You may be a Google armchair expert, know how to Facebook stalk and even master the art of putting on sunglasses after uttering the perfect one-liner, but love scammers are getting more sophisticated every day. This is why a licensed investigator who is up-to-date on the latest technology can help make sure that you don’t get fooled again (see what I did there?)

By now, many people are familiar with ‘catfish’, or people who pretend to be someone else online. They know to avoid Facebook pages that have few posts or friends, or have found websites that will tell them if Twitter users are real or fake. But at the same time, criminals are getting better at spreading digital disinformation. A number of services now allow people to buy ‘verified’ Twitter followers, and Facebook fakes have begun to craft much more elaborate pages with hundreds of friends. LinkedIn pages, which many people look at to verify employment – are actually self-reported, and totally open to fraud.

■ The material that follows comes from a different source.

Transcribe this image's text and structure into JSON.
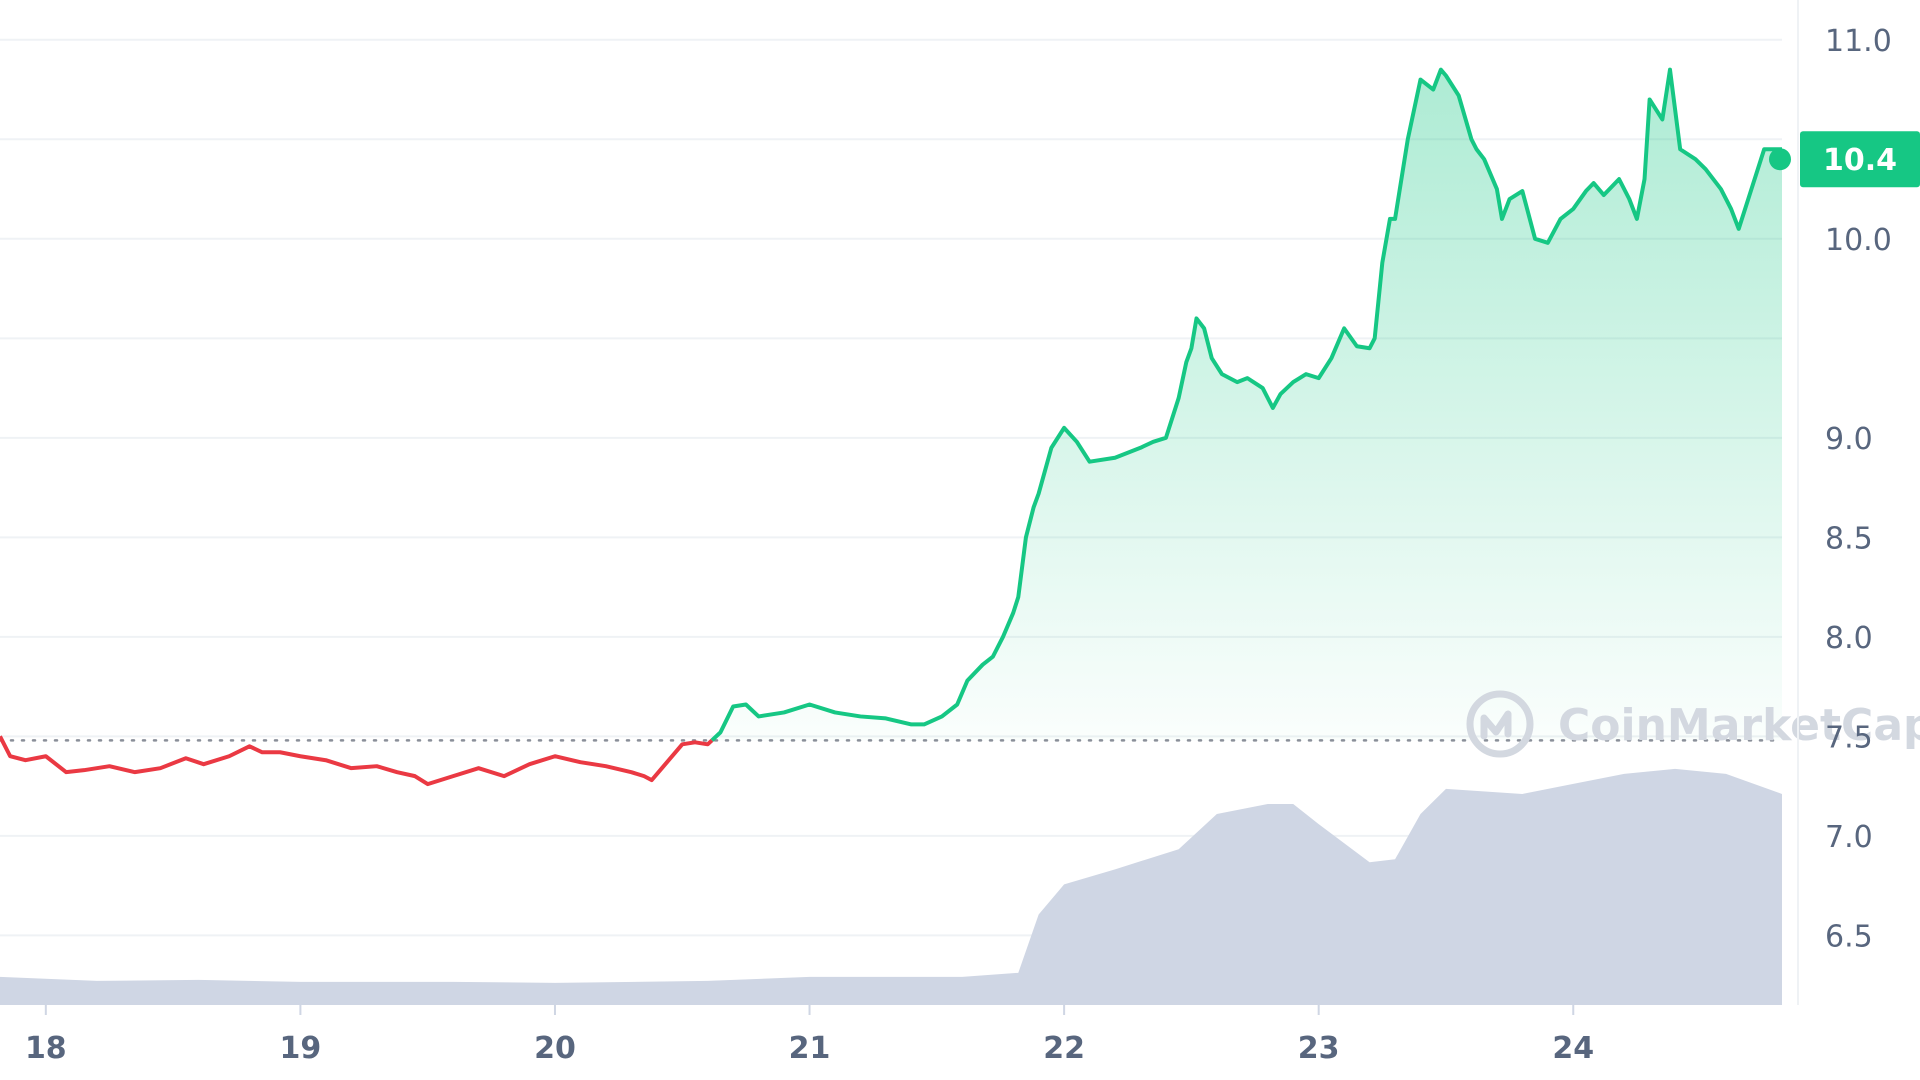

This month, I worked a case where the man I was attempting to serve papers to had crafted an elaborate – and completely fake – life on Facebook and Instagram. He ‘tagged’ himself at various locations hours or days after he left. Eventually we were able to geo-tag a photo and find him through old-fashioned surveillance, but by leaving a trail of false leads, he was able to confuse investigators for several days.

They also work to foil online background checks. For example, many criminals know that the starting point of identity is a social security number. Since they have bad credit or a criminal record, they may try to beat the system by stealing social security numbers from other people or the Death Master Index. Since it’s hard for a dead guy to get arrested for assault, the scammer uses the ‘clean’ social security number to build credit, get jobs and avoid judgements and child support payments.

It pays to remember that – even in a technological age – over-sharing is NOT the same thing as intimacy. A licensed private investigator with experience in love fraud can help you figure out who the person on the other end of the computer really is, and what they really want.